To add the Blocksi applications to the GPO

  1. In the GPO Management Editor, navigate to User Configuration > Policies > Software Settings and click Software installation.

    Software Installation Window

  2. Right-click Software Installation and select New > Package. The Open window opens.

  3. Navigate to the shared folder you created in the Adding Application Files to a Shared Folder section of this article. Do this by searching for it with the string: \\SERVERNAME\SHARED_FOLDER_NAME. See example below.

    Shared Folder Example

  4. Select the Blocksi installation file from the folder and add it to the list.

Configuring the Application Settings

To configure the application settings

  1. In the GPO Management Editor, navigate to User Configuration > Policies > Administrative Templates > All Settings.

  2. Configure/Set the following for the app.

  3. Enable Always install with elevated privileges.

  4. To enable this setting, do the following:

    1. Right-click the setting and select Edit from the drop-down menu.

    2. Click Enabled.

    3. Click Apply. The BlocksiClassroom Properties window opens.

  5. Select Assigned under Deployment type.

  6. Select the Install this application at logon checkbox under Deployment options.

    Blocksi Classroom Properties

  7. Click the Advanced… button. The Advanced Deployment Options window opens.

  8. Select the Ignore language when deploying this package and Make this 32-bit X86 application available to Win64 machines checkboxes.

    Advanced Deployment Options
Configuring the Chrome Browser Policy

If you do not see Class Administrative Templates, you may need to download and unzip the GoogleChromeEnterpriseBundle64.zip file found here: https://dl.google.com/tag/s/appguid%253D%257B8A69D345-D564-463C-AFF1-A69D9E530F96%257D%2526iid%253D%257BBEF3DB5A-5C0B-4098-B932-87EC614379B7%257D%2526lang%253Den%2526browser%253D4%2526usagestats%253D1%2526appname%253DGoogle%252520Chrome%2526needsadmin%253Dtrue%2526ap%253Dx64-stable-statsdef_1%2526brand%253DGCEB/dl/chrome/install/GoogleChromeEnterpriseBundle64.zip?_ga%3D2.8891187.708273100.1528207374-1188218225.1527264447.

To configure the Chrome browser policy

  1. Ensure that you are on User Configuration > Policies > Administrative Templates In your Group Policy Management Editor.

  2. Select the Action tab and click Add/Remove Templates.

  3. Click Add in the new window.

  4. Locate the GoogleChromeEnterpriseBundle64 folder you’ve unzipped at Configuration > adm > en-US, select Chrome.adm, and click Open.

    Add Remove Current Policy Templates

  5. Close the window and go to User Configuration > Policies > Administrative Templates > Classic Administrative Templates > Google > Google Chrome.
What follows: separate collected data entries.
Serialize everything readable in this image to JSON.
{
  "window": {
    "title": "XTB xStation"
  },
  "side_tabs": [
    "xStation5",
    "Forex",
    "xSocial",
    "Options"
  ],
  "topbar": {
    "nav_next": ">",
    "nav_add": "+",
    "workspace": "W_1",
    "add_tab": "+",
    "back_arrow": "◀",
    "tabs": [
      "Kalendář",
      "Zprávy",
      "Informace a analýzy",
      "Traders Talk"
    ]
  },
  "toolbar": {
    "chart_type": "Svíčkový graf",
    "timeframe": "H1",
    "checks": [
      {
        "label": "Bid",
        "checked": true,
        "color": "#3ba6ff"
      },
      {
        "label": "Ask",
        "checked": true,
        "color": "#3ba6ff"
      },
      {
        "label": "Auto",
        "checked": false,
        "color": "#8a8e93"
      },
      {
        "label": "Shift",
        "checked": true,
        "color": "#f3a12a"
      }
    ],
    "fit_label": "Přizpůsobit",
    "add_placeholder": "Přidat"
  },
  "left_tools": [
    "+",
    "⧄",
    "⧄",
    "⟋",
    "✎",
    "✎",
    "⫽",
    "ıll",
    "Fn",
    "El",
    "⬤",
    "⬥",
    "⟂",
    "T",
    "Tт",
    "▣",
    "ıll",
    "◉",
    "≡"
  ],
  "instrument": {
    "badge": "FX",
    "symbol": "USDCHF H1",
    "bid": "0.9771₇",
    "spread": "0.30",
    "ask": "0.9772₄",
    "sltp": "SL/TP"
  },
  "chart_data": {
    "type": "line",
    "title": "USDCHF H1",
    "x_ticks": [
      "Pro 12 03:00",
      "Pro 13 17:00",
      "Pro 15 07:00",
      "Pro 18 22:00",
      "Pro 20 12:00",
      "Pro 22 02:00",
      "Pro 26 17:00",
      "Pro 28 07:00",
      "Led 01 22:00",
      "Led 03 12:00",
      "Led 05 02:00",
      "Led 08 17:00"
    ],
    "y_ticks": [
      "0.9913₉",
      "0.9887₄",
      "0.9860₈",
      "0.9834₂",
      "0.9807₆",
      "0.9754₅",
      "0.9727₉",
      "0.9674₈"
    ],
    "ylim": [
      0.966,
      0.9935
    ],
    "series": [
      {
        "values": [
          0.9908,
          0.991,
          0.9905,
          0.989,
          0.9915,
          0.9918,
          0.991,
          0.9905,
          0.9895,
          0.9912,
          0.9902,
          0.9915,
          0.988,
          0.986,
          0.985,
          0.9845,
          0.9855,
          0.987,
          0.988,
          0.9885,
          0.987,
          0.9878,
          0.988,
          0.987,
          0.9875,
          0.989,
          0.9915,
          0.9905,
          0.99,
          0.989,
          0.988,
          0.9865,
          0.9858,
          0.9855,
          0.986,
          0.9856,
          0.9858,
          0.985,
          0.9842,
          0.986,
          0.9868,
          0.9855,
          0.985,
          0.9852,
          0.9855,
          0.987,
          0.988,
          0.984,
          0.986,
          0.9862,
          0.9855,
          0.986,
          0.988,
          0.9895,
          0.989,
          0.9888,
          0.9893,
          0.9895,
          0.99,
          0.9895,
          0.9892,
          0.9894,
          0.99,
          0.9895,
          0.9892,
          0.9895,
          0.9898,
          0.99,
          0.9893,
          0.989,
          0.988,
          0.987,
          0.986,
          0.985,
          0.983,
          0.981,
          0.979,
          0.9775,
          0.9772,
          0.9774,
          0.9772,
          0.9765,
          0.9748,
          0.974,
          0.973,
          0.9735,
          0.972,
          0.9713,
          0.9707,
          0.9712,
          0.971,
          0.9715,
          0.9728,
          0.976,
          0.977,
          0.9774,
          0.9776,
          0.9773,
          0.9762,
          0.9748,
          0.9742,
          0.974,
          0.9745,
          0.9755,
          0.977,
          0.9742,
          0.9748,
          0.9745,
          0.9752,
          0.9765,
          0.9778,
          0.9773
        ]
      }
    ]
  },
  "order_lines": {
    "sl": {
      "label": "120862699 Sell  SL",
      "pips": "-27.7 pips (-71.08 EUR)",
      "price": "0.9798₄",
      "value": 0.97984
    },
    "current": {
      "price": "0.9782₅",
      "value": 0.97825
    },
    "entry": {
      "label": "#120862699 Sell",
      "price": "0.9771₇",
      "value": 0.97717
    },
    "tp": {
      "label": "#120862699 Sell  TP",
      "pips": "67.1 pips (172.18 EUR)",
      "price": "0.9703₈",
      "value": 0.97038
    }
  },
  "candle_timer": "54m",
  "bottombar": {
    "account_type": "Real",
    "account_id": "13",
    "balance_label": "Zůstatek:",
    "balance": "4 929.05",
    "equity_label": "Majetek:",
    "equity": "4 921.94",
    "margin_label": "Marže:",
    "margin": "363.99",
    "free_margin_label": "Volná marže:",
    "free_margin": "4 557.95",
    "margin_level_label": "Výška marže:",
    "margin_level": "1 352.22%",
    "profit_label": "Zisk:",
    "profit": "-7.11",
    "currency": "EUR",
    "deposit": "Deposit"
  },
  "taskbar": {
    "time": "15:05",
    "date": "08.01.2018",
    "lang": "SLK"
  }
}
  6. Double-click Continue running background apps when Google Chrome is closed.

  7. Go to User Configuration > Policies > Administrative Templates > Classic Administrative Templates > Google > Google Chrome > Extensions.

  8. Double-click Configure the list of force-installed apps and extensions.

  9. Select Enabled and click Show.

  10. Return to the Blocksi Admin Dashboard Downloads window and copy the Blocksi Enterprise Edition Windows ID.

  11. Paste the ID (fcclfaoepaibnkmpcnknicjhpnbbbnom) into the Value field and click OK.

  12. Click OK in the next window.

    Show Contents Window
Updating the Configured Group Policies

To update the configured group policies

  1. Open the PowerShell or Command Prompt.

  2. Run the following command in the prompt: gpupdate /force. This updates the company GPOs.

When the users sign in to their accounts the next time, all the configured apps are installed.

Important Information

  • Place every new version of the app in the shared folder.

  • Delete the previous (older) version from the shared folder.

  • Re-add the new version of the app to the GPO configuration.